O motivo? O mar de egoísmo que estamos passando. Como as pessoas só podem ser felizes se forem melhores que as outras?  Pra mim, o melhor de alguém –e somente o que deveria satisfazer cada um- é o máximo que se pode fazer. O meu máximo talvez não seja o máximo de Albert Eistein, mas por causa disso eu nunca serei menos feliz.
Sempre pensei comigo que haverá pessoas acima e abaixo de você. O que eu poderia fazer é ajudar os que estão abaixo, pois meu esforço me levaria para cima. Ver resultados de pesquisas como essa, atitudes egoístas e uma estória de vingança que desperta a atenção de milhões de brasileiros só me deixa mais triste. É um tipo de mágoa velha que já sofri na pele. Já desejei o melhor para alguém que estava numa posição por mim cobiçada e, quando atingi essa posição sem precisar ferir ninguém, fui odiada, estigmada, caluniada. Isso dói até hoje. O ódio dos outros dói em mim, acreditem. É triste saber que alguém se incomoda com a felicidade alheia. Só me faz pensar que a vida não é fácil e que ás vezes a única coisa que temos são os outros. Aqueles que podem ser melhores ou piores que nós, mas que têm um coração e muitas vezes lenços para aparar nossas lágrimas. São as pessoas que se vão, não os bens. Se tivesse mil vidas, seria uma tortura acumular dinheiro e, em contrapartida perder todos os que me são queridos.

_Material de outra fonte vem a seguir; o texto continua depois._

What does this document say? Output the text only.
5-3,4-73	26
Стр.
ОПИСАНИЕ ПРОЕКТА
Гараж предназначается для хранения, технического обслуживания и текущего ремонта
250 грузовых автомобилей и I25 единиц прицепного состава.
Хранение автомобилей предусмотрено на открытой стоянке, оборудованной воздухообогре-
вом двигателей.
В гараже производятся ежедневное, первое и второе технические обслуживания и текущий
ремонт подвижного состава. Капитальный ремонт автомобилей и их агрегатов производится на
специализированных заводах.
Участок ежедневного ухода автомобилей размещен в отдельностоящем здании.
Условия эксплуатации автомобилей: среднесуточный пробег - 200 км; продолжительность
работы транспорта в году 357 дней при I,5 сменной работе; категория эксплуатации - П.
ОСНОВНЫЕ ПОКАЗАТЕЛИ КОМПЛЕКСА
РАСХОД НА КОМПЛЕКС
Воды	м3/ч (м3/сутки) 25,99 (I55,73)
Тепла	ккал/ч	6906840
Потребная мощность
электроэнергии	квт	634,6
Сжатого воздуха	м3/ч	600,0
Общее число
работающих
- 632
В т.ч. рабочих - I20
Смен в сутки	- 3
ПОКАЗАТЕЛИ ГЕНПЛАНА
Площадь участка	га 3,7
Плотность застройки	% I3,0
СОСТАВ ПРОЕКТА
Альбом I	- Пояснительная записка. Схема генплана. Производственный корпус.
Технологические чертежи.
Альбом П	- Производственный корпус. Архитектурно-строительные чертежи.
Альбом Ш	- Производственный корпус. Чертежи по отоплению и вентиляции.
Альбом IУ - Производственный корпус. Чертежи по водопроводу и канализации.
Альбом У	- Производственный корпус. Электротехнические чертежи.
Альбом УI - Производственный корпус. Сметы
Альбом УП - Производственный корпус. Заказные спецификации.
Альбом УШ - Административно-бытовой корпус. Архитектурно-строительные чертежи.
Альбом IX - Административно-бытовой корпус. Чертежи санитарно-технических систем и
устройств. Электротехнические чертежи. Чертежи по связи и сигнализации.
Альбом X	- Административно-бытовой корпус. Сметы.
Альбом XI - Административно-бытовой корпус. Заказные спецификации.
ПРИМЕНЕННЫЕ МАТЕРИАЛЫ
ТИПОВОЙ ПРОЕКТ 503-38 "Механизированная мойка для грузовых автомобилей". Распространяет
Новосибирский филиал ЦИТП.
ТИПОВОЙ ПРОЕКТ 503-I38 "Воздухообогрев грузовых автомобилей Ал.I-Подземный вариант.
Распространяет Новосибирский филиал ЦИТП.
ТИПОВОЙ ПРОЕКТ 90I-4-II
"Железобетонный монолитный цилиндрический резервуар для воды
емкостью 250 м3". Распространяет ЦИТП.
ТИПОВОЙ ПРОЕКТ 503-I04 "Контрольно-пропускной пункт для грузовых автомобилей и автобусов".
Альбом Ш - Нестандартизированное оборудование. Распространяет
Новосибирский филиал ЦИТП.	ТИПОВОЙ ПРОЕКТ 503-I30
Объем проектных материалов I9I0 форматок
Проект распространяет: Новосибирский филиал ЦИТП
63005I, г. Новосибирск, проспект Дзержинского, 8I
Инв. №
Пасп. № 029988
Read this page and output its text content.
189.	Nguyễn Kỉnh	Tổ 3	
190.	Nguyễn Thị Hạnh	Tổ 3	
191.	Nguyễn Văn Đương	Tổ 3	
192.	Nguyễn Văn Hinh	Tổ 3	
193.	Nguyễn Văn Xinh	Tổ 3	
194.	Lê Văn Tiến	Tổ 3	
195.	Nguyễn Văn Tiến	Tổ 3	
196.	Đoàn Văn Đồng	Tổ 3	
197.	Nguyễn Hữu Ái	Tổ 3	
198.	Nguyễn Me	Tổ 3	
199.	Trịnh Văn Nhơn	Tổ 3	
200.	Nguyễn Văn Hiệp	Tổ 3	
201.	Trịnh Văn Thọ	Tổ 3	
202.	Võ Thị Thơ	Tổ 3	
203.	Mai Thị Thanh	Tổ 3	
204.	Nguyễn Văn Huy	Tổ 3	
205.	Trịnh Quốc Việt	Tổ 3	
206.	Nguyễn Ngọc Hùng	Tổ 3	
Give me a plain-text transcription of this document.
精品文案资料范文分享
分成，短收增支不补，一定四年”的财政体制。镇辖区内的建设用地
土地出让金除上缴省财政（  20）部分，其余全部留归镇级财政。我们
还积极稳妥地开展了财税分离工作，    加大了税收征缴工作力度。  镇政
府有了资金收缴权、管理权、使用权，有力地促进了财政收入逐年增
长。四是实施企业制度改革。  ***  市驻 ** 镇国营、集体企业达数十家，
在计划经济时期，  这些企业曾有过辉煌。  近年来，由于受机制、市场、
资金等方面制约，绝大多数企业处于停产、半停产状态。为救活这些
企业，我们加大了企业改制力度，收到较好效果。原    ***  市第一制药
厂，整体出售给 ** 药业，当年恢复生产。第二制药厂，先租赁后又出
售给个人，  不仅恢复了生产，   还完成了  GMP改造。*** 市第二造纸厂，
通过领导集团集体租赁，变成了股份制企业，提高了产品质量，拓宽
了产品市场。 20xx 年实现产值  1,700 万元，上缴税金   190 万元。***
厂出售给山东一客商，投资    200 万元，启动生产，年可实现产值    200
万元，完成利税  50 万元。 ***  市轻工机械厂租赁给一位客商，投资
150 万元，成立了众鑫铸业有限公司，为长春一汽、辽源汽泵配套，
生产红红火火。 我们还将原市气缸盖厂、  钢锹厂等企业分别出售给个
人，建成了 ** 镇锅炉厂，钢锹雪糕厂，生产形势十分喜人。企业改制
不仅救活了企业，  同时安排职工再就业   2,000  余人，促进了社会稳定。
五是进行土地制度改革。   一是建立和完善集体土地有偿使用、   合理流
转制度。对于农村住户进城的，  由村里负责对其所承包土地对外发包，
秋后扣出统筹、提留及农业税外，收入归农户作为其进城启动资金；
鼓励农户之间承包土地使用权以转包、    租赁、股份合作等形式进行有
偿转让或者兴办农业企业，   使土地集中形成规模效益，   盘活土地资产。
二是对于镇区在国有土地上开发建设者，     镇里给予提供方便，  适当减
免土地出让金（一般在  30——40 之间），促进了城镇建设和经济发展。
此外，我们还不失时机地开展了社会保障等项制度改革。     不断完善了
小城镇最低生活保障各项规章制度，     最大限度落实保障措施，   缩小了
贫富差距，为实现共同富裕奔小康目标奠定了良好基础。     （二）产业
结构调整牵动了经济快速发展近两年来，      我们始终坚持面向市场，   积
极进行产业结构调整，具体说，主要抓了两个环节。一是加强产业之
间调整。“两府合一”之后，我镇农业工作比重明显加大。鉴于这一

 A felicidade, seja ela em qualquer forma, só é obtida de forma despretensiosa e por meio de muito amor a cada um que nos cerca. Essa é a minha verdade de vida, por que o amor incomoda mais que a briga, o sangue, a vingança, em contrapartida surte mais resultados positivos para quem o pratica. Sim, sou ambiciosa quando se trata de felicidade e amor, e esse ‘defeito’ faço questão de cultivar.  Se escolhi o amor para ser meu guia, não será com menos que ganharei minhas batalhas.